The court found that (on the facts of the case and the contract provisions in question) the Contract did not provide for sectional completion (at [81]), and that the reference to “Sections” within clause 2.30 and clause 2.34 is “irrelevant” (at [83]).

“81.  I agree with Mr Mort that this Contract did not provide for sectional completion. In my view, the parties well understood this. On multiple occasions within the Contract Particulars they stated “Sections do not apply”. Moreover, no Sections are identified or described in the Fifth Recital which is key for the application of the defined term of “Sections”. By contrast, the parties did provide a regime for the achievement of Milestone Dates as expressly set out in clause 2.29A. Milestone Dates, rather than Sectional Milestones, are referred to throughout the Conditions. Conventionally the achievement of a Milestone is a step along the way but involves no transfer of possession of the works comprised within that Milestone in the way that completion of a defined Section would do. There is provision for early access which could be put to use in respect of a completed Milestone [4]. In my judgment, the descriptions within the table of “sectional milestones” does not turn them into Sections. At most, it is perhaps an inelegant expression.

82.  If Mr Hanna is right that some work (such as drainage) cuts across different Milestones that makes it less, not more, likely that each Milestone was to be regarded as a separate Section capable of independent completion.

83.  It follows from this that clause 2.34 could only ever be engaged when part (or parts) of the whole of the Works is taken consensually pursuant to clause 2.30. The reference to Sections within these clauses is irrelevant.”

Further, the court held that as the court had earlier concluded that the parties did not intend the liquidate damages regime in clause 2.29 to have any legal effect, the same conclusion was reached in respect of clause 2.34 as it was “…only ever intended to apply to the single rate of liquidated damages payable pursuant to clause 2.29…” (at [86]).

 

Takeaway. While the JCT form of contract is not commonly encountered in the domestic construction industry in Singapore, this decision is an example of why when parties introduce bespoke amendments to a standard form of contract, it is important to review the amendments carefully.
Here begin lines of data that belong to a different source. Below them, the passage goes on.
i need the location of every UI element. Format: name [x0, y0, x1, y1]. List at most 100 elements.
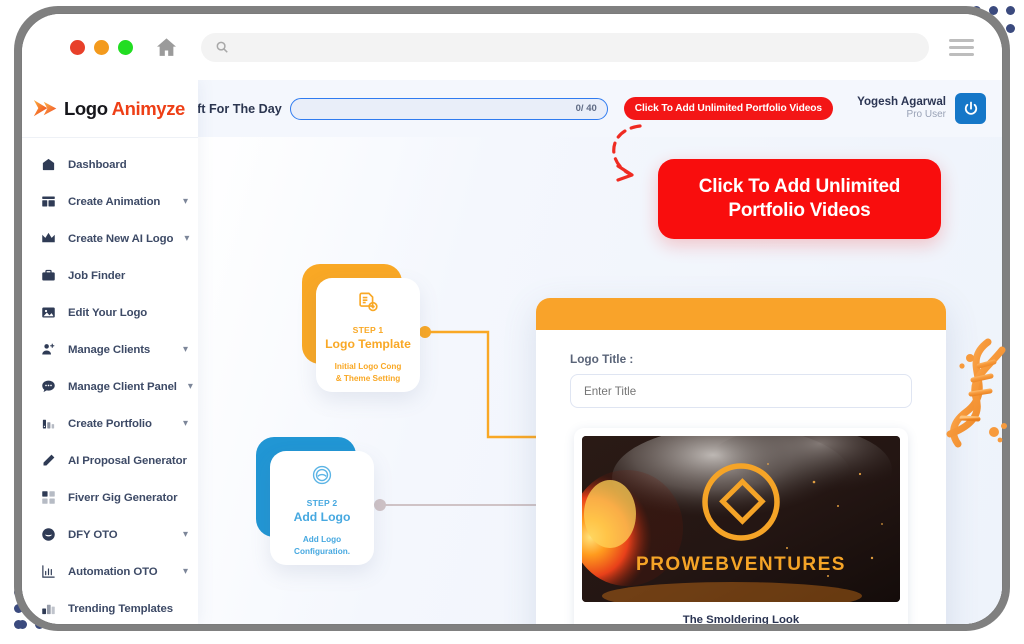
chevron-down-icon[interactable]: ▾ [183, 196, 188, 207]
brand-logo[interactable]: Logo Animyze [22, 80, 198, 138]
callout-line1: Click To Add Unlimited [698, 176, 901, 198]
callout-banner[interactable]: Click To Add Unlimited Portfolio Videos [658, 159, 941, 239]
panel-header-strip [536, 298, 946, 330]
pencil-icon [40, 452, 57, 469]
user-role: Pro User [906, 109, 946, 121]
search-input[interactable] [239, 40, 915, 54]
portfolio-icon [40, 415, 57, 432]
layout-icon [40, 193, 57, 210]
step-1-desc-line1: Initial Logo Cong [334, 362, 402, 371]
step-2-number: STEP 2 [306, 498, 338, 508]
close-window-button[interactable] [70, 39, 85, 55]
sidebar-item-manage-clients[interactable]: Manage Clients ▾ [22, 331, 198, 368]
sidebar-item-manage-client-panel[interactable]: Manage Client Panel ▾ [22, 368, 198, 405]
dna-helix-icon [946, 338, 1007, 448]
bar-chart-icon [40, 563, 57, 580]
add-unlimited-portfolio-videos-button[interactable]: Click To Add Unlimited Portfolio Videos [623, 97, 834, 120]
step-2-title: Add Logo [293, 510, 351, 524]
sidebar-item-label: Job Finder [68, 269, 126, 282]
trending-icon [40, 600, 57, 617]
logo-circle-icon [311, 464, 333, 491]
browser-toolbar [22, 14, 1002, 80]
chevron-down-icon[interactable]: ▾ [184, 233, 189, 244]
sidebar-item-label: Trending Templates [68, 602, 173, 615]
step-2-description: Add Logo Configuration. [294, 534, 350, 559]
smiley-icon [40, 526, 57, 543]
step-1-number: STEP 1 [352, 325, 384, 335]
user-zone[interactable]: Yogesh Agarwal Pro User [857, 93, 1002, 124]
logo-preview-thumbnail[interactable]: PROWEBVENTURES [582, 436, 900, 602]
step-2-card[interactable]: STEP 2 Add Logo Add Logo Configuration. [270, 451, 374, 565]
workflow-step-1[interactable]: STEP 1 Logo Template Initial Logo Cong &… [302, 264, 420, 392]
hamburger-menu-icon[interactable] [949, 38, 974, 56]
chevron-down-icon[interactable]: ▾ [183, 566, 188, 577]
briefcase-icon [40, 267, 57, 284]
sidebar-item-label: Fiverr Gig Generator [68, 491, 178, 504]
sidebar-item-label: Manage Client Panel [68, 380, 177, 393]
sidebar-item-create-animation[interactable]: Create Animation ▾ [22, 183, 198, 220]
chevron-down-icon[interactable]: ▾ [183, 529, 188, 540]
user-info: Yogesh Agarwal Pro User [857, 95, 946, 122]
dashboard-icon [40, 156, 57, 173]
user-plus-icon [40, 341, 57, 358]
sidebar-item-job-finder[interactable]: Job Finder [22, 257, 198, 294]
sidebar-item-label: Automation OTO [68, 565, 158, 578]
logo-title-input[interactable] [570, 374, 912, 408]
logo-config-panel: Logo Title : Enter Title PROWEBVENTURES … [536, 298, 946, 624]
power-icon[interactable] [955, 93, 986, 124]
sidebar-item-label: Create Portfolio [68, 417, 152, 430]
decor-dot [1006, 6, 1015, 15]
chevron-down-icon[interactable]: ▾ [183, 418, 188, 429]
step-1-desc-line2: & Theme Setting [335, 374, 401, 384]
quota-progress-bar: 0/ 40 [289, 97, 608, 120]
sidebar-item-fiverr-gig-generator[interactable]: Fiverr Gig Generator [22, 479, 198, 516]
sidebar-nav: Dashboard Create Animation ▾ Create New AI … [22, 138, 198, 624]
sidebar-item-trending-templates[interactable]: Trending Templates [22, 590, 198, 624]
brand-name-part2: Animyze [111, 97, 186, 119]
document-plus-icon [357, 291, 379, 318]
sidebar-item-label: Edit Your Logo [68, 306, 148, 319]
sidebar-item-create-portfolio[interactable]: Create Portfolio ▾ [22, 405, 198, 442]
panel-body: Logo Title : Enter Title PROWEBVENTURES … [536, 330, 946, 624]
grid-squares-icon [40, 489, 57, 506]
address-bar[interactable] [201, 32, 929, 62]
step-2-desc-line1: Add Logo [302, 535, 342, 544]
screenshot-root: STEP 1 Logo Template Initial Logo Cong &… [0, 0, 1024, 644]
window-traffic-lights[interactable] [70, 39, 133, 55]
sidebar-item-dfy-oto[interactable]: DFY OTO ▾ [22, 516, 198, 553]
maximize-window-button[interactable] [118, 39, 133, 55]
sidebar-item-ai-proposal-generator[interactable]: AI Proposal Generator [22, 442, 198, 479]
user-name: Yogesh Agarwal [857, 95, 946, 108]
step-1-card[interactable]: STEP 1 Logo Template Initial Logo Cong &… [316, 278, 420, 392]
step-1-title: Logo Template [325, 337, 411, 351]
image-icon [40, 304, 57, 321]
svg-text:PROWEBVENTURES: PROWEBVENTURES [636, 554, 846, 575]
home-icon[interactable] [154, 35, 179, 60]
callout-line2: Portfolio Videos [728, 200, 871, 221]
sidebar-item-edit-your-logo[interactable]: Edit Your Logo [22, 294, 198, 331]
minimize-window-button[interactable] [94, 39, 109, 55]
step-2-desc-line2: Configuration. [294, 547, 350, 557]
callout-text: Click To Add Unlimited Portfolio Videos [698, 175, 901, 223]
chevron-down-icon[interactable]: ▾ [188, 381, 193, 392]
sidebar-item-create-new-ai-logo[interactable]: Create New AI Logo ▾ [22, 220, 198, 257]
sidebar-item-label: Dashboard [68, 158, 127, 171]
logo-preview-card[interactable]: PROWEBVENTURES The Smoldering Look [574, 428, 908, 624]
sidebar: Logo Animyze Dashboard Create Animation ▾ C… [22, 80, 198, 624]
sidebar-item-label: Create New AI Logo [68, 232, 174, 245]
sidebar-item-label: AI Proposal Generator [68, 454, 187, 467]
sidebar-item-dashboard[interactable]: Dashboard [22, 146, 198, 183]
step-1-description: Initial Logo Cong & Theme Setting [335, 361, 402, 386]
chat-bubble-icon [40, 378, 57, 395]
logo-preview-caption: The Smoldering Look [682, 614, 800, 624]
brand-name-part1: Logo [64, 97, 112, 119]
browser-window: STEP 1 Logo Template Initial Logo Cong &… [22, 14, 1002, 624]
sidebar-item-label: DFY OTO [68, 528, 118, 541]
logo-title-label: Logo Title : [570, 352, 634, 366]
brand-name: Logo Animyze [64, 98, 185, 120]
sidebar-item-label: Manage Clients [68, 343, 151, 356]
chevron-down-icon[interactable]: ▾ [183, 344, 188, 355]
sidebar-item-label: Create Animation [68, 195, 161, 208]
workflow-step-2[interactable]: STEP 2 Add Logo Add Logo Configuration. [256, 437, 374, 565]
sidebar-item-automation-oto[interactable]: Automation OTO ▾ [22, 553, 198, 590]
Ambiguities over how the amendments interact with the standard form provisions can often become fertile sources of disputes in the future. This is especially critical in relation to key provisions for a construction contract, such as those pertaining to liquidated damages.

Hence, before making amendments to liquidated damages provision in a standard form contract, it is prudent to:

  1. Be clear when liquidated damages accrue.
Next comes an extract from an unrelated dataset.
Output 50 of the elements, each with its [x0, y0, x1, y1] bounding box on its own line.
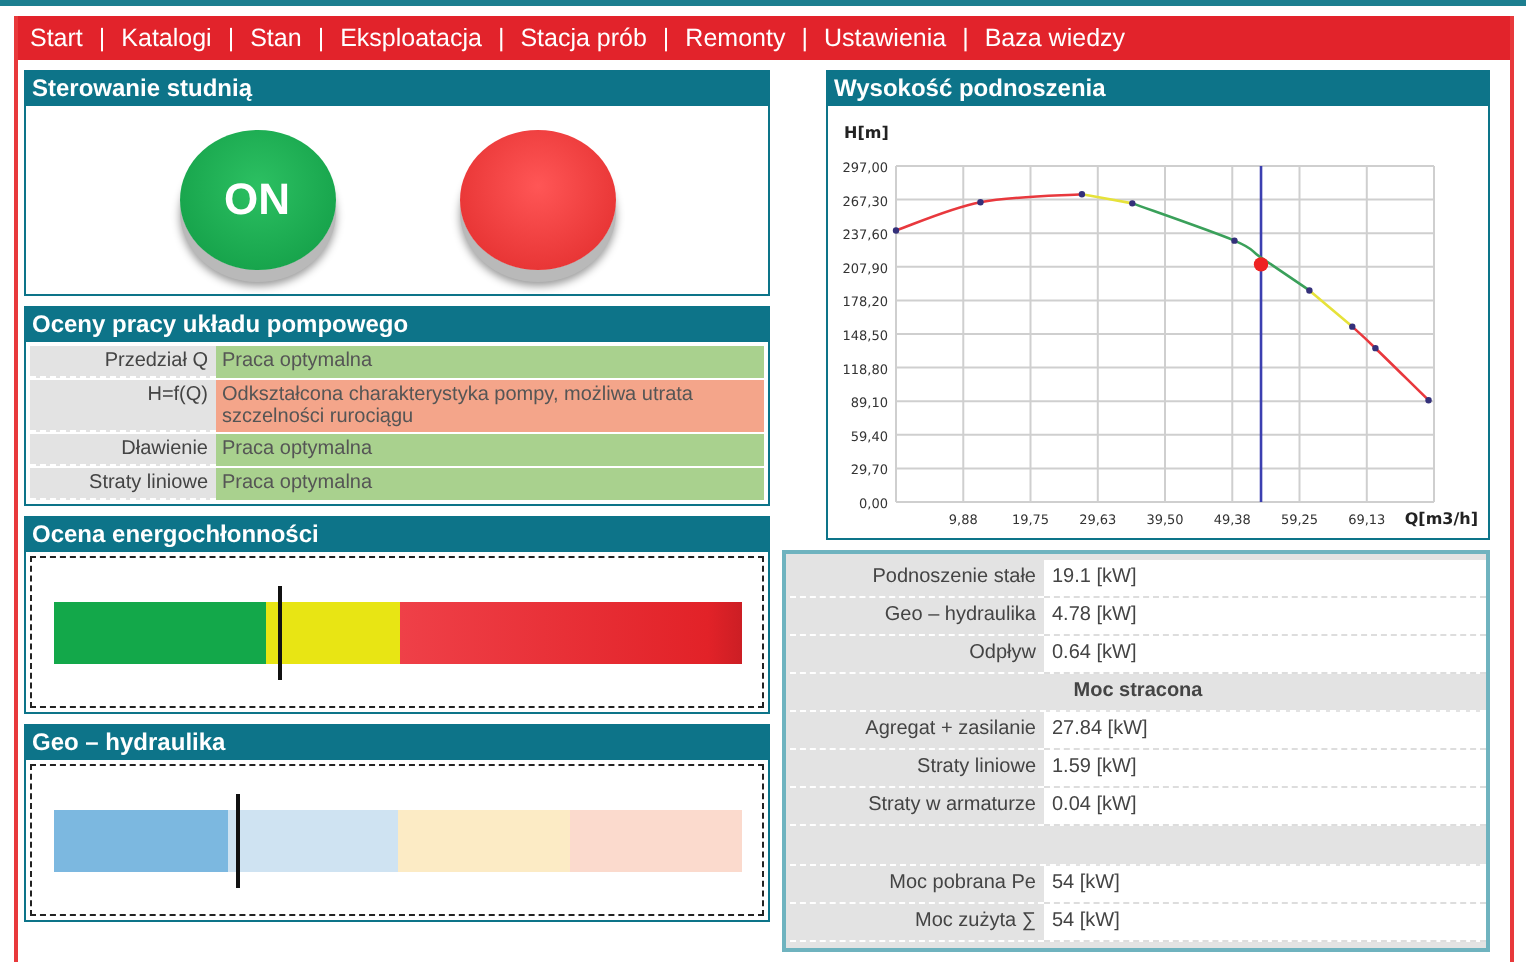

  2. Be clear what are the applicable rates for liquidated damages.

  3. Check for inconsistencies in the provisions.

  4. Avoid copy and pasting tender proposals / tender documents into the final contract without checking.

  5. Carefully consider if the liquidated damages regime has dealt with partial possession appropriately.

  6. Carefully consider if the liquidated damages regime has dealt with phasal / sectional completion (if relevant) appropriately.

  7. Maintain contemporaneous notes of why the amendments are made, and what the parties intend them to mean.

 

This publication is not intended to be, nor should it be taken as, legal advice; it is not a substitute for specific legal advice for specific circumstances. You should not take, nor refrain from taking, actions based on this publication. Chancery Law Corporation is not responsible for, and does not accept any responsibility for, any loss or damage that may arise from any reliance based on this publication.